Слишком далеко заходит игра, и надо положить ей конец. Он укрепился в этом намерении, когда убедился, что Лиля втянула в игру и других девочек. Какая-нибудь из них обязательно сидела вечером на скамеечке и, завидя Миронова, бежала предупредить Лилю. Это открытие было неприятно Миронову. Смеющиеся взгляды девочек, их перешептывание, переглядывание, когда он проходил мимо них, тоже были ему неприятны.
Как-то к ним зашла Фаина.
– Вскружил ты голову моей девке.
– Что вы, Фаина Григорьевна, – засмеялся Миронов, – я ей в отцы гожусь.
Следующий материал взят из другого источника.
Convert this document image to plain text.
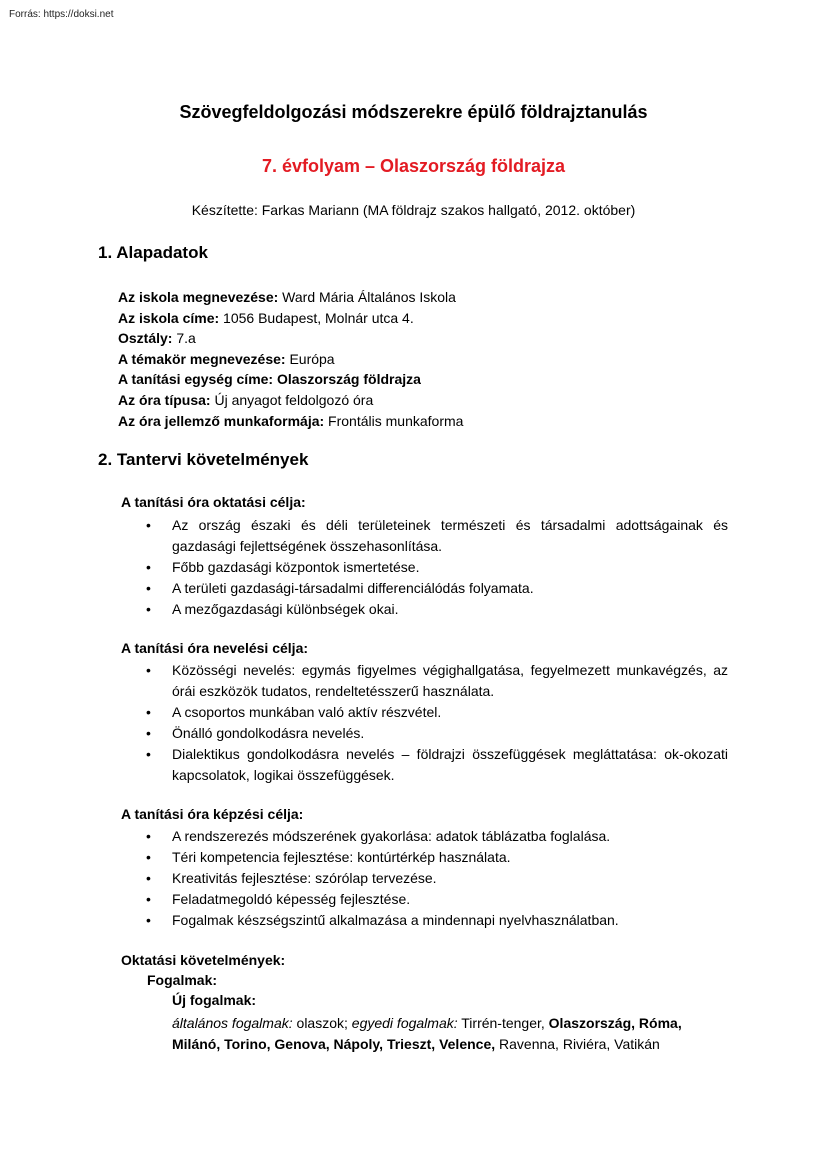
Forrás: https://doksi.net
Szövegfeldolgozási módszerekre épülő földrajztanulás
7. évfolyam – Olaszország földrajza
Készítette: Farkas Mariann (MA földrajz szakos hallgató, 2012. október)
1. Alapadatok
Az iskola megnevezése: Ward Mária Általános Iskola
Az iskola címe: 1056 Budapest, Molnár utca 4.
Osztály: 7.a
A témakör megnevezése: Európa
A tanítási egység címe: Olaszország földrajza
Az óra típusa: Új anyagot feldolgozó óra
Az óra jellemző munkaformája: Frontális munkaforma
2. Tantervi követelmények
A tanítási óra oktatási célja:
• Az ország északi és déli területeinek természeti és társadalmi adottságainak és gazdasági fejlettségének összehasonlítása.
• Főbb gazdasági központok ismertetése.
• A területi gazdasági-társadalmi differenciálódás folyamata.
• A mezőgazdasági különbségek okai.
A tanítási óra nevelési célja:
• Közösségi nevelés: egymás figyelmes végighallgatása, fegyelmezett munkavégzés, az órái eszközök tudatos, rendeltetésszerű használata.
• A csoportos munkában való aktív részvétel.
• Önálló gondolkodásra nevelés.
• Dialektikus gondolkodásra nevelés – földrajzi összefüggések megláttatása: ok-okozati kapcsolatok, logikai összefüggések.
A tanítási óra képzési célja:
• A rendszerezés módszerének gyakorlása: adatok táblázatba foglalása.
• Téri kompetencia fejlesztése: kontúrtérkép használata.
• Kreativitás fejlesztése: szórólap tervezése.
• Feladatmegoldó képesség fejlesztése.
• Fogalmak készségszintű alkalmazása a mindennapi nyelvhasználatban.
Oktatási követelmények:
Fogalmak:
Új fogalmak:
általános fogalmak: olaszok; egyedi fogalmak: Tirrén-tenger, Olaszország, Róma, Milánó, Torino, Genova, Nápoly, Trieszt, Velence, Ravenna, Riviéra, Vatikán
– Ну уж в отцы! Десять лет – самая подходящая разница, если хочешь знать, – откровенно объявила Фаина.
Когда она ушла, отец, кашляя, сказал:
– Ловят тебя, как бобра за хвост. Фаина не хочет Елизавету в Москву отпускать, не хочет старшей сестре отдавать, вот и пристраивает.
Это было не так. Все шло от Лили, никакого умысла Фаины тут не было, смешно было говорить об этом.
Однажды Миронов шел по тропинке от бараков к станции. Лиля возникла неожиданно, он даже не заметил откуда, появилась из-за куста или неслышно догнала его. В руке она держала два синих билета. И в глазах ее мелькнула улыбка, удовлетворенная, по-детски довольная: увидела его мгновенную растерянность.
– Володя! – Лиля тряхнула длинными волосами. – Вот! – протянула синенькие листочки. – Это билеты на Утесова. Пойдем?
Этого концерта давно ждал город. Сюда, в глушь, приедет Утесов, Миронов видел в глазах Лили торжество: она сумела достать билеты, решилась подойти к нему, увидела на его лице то, что давно хотела увидеть. Она стояла рядом, и совсем близко были ее обветренные губы, ее синие глаза, нежная шея в вырезе короткого ситцевого платья.
Что вложила она в эти листки, какие мечты, какие надежды? О чем думала, когда доставала их, потом терпеливо дожидалась часа, когда тропинка будет пустынна? Ему нужно сделать одно только движение, чтобы притянуть ее к себе.
Миронов не сделал этого движения. Он был очень прямолинеен, чересчур прямолинеен в свои двадцать семь. То, что чувствовал он в эту минуту, казалось ему лишь испытанием его порядочности.